Advocates, who have pushed for years to reform New Mexico’s child protection system, are buoyed by the prospects. Some describe it as a “public health crisis,” pointing to scientific studies that show that abuse, neglect, and other adverse events are known to lead to negative outcomes later in life.

New Mexico will join California and other states that have dedicated children’s rights offices or independent watchdog groups that oversee child protection agencies.

West Virginia, for example, has an office dedicated to the stability of education for foster youth and juvenile justice, and more than a dozen other state legislatures passed bills in 2022 to create advisory boards, councils, and training committees focused on streamlining childcare services and accountability.

In New Mexico, the Department of Children, Youth and Families underwent a personnel reshuffle under Democratic Gov. Michelle Lujan Grisham, and current clerk, retired Supreme Court Justice Barbara Vigil, has vowed to make changes.

The agency was criticized not only for removing children from their homes faster than they were supposed to, but also for not taking them into custody when abuse was suspected, leading to a lawsuit.

Maralyn Beck, executive director of the nonprofit New Mexico Child First Network, called the system broken and said she was encouraged by the Attorney General’s focus on the issue.

“Solutions exist,” she said. “We need to prioritize this as a real crisis that needs to be addressed, realizing that we don’t have to reinvent the wheel.”

Veronica Montano-Pilch, executive director of New Mexico Kids Matter, said her organization has about 500 court-appointed volunteers across the state to look after children as their cases go through the system, and working with Torrez’s office will help.

“Let’s say there’s a waterfall, and if you’re at the bottom and you’re just pulling people out, what good is that?” Montano-Pilch said. “They’re already wet, they’re already sinking.”

New Mexico consistently ranks the worst in the US when it comes to child welfare factors. The latest report from the Annie E. Casey Foundation shows that one in four children in New Mexico lives in poverty, and more than one-third of parents do not have secure jobs. New Mexico also has the nation’s highest rate of children suffering from adverse experiences, according to national surveys and top state health officials.
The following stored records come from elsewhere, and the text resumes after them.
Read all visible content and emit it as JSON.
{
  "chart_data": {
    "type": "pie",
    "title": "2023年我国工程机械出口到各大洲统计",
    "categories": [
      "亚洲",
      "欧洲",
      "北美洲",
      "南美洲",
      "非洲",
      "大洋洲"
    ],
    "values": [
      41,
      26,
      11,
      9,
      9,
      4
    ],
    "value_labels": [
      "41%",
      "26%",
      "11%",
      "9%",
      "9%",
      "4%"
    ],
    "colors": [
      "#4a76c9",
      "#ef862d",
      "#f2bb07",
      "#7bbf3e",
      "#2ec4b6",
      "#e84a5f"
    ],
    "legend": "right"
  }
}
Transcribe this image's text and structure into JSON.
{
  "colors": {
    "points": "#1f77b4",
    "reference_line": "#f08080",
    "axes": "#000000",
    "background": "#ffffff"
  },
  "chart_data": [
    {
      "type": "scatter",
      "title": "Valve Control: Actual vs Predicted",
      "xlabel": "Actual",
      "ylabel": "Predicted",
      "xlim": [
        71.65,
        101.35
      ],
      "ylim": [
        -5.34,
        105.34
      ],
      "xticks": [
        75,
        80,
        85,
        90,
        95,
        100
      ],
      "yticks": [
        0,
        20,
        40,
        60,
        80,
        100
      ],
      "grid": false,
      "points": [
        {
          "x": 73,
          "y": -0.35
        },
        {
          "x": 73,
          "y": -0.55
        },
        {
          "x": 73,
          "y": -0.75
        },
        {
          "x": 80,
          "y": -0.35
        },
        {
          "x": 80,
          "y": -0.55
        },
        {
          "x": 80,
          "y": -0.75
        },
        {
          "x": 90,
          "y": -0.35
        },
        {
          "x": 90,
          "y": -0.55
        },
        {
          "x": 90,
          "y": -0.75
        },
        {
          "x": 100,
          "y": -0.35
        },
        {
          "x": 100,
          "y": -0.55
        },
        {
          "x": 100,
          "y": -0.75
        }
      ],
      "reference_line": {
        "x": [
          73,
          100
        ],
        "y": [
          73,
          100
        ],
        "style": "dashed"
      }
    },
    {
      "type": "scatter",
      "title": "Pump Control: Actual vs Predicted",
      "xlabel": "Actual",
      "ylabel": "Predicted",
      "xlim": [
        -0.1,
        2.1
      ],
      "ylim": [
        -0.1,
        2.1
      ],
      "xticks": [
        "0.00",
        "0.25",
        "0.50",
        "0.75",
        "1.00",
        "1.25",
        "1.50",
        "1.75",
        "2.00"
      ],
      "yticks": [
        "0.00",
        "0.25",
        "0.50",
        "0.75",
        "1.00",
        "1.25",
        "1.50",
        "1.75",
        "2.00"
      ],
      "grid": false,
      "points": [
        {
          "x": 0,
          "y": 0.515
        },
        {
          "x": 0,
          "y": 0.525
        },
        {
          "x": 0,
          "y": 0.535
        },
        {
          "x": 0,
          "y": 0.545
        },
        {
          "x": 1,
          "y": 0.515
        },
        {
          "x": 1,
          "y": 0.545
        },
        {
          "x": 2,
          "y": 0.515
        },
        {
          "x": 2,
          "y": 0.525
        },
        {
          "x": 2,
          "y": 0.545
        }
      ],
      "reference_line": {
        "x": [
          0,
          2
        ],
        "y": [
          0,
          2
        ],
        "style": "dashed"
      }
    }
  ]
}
Legislation to address problems is not new. Last year, lawmakers approved a move to create a new office that would provide legal representation to certain children, parents and guardians whose children may be placed in state custody.

However, a bill to create an ombudsman position stalled in the State Senate last year.

The Attorney General said he believes the level of frustration has reached a point where people are ready for change.

“They are tired of seeing institutions destroyed,” he said. “They are tired of seeing these children endangered, and we have the opportunity to do something. Other states have systems like this, and I think we’re ready for that here in New Mexico.”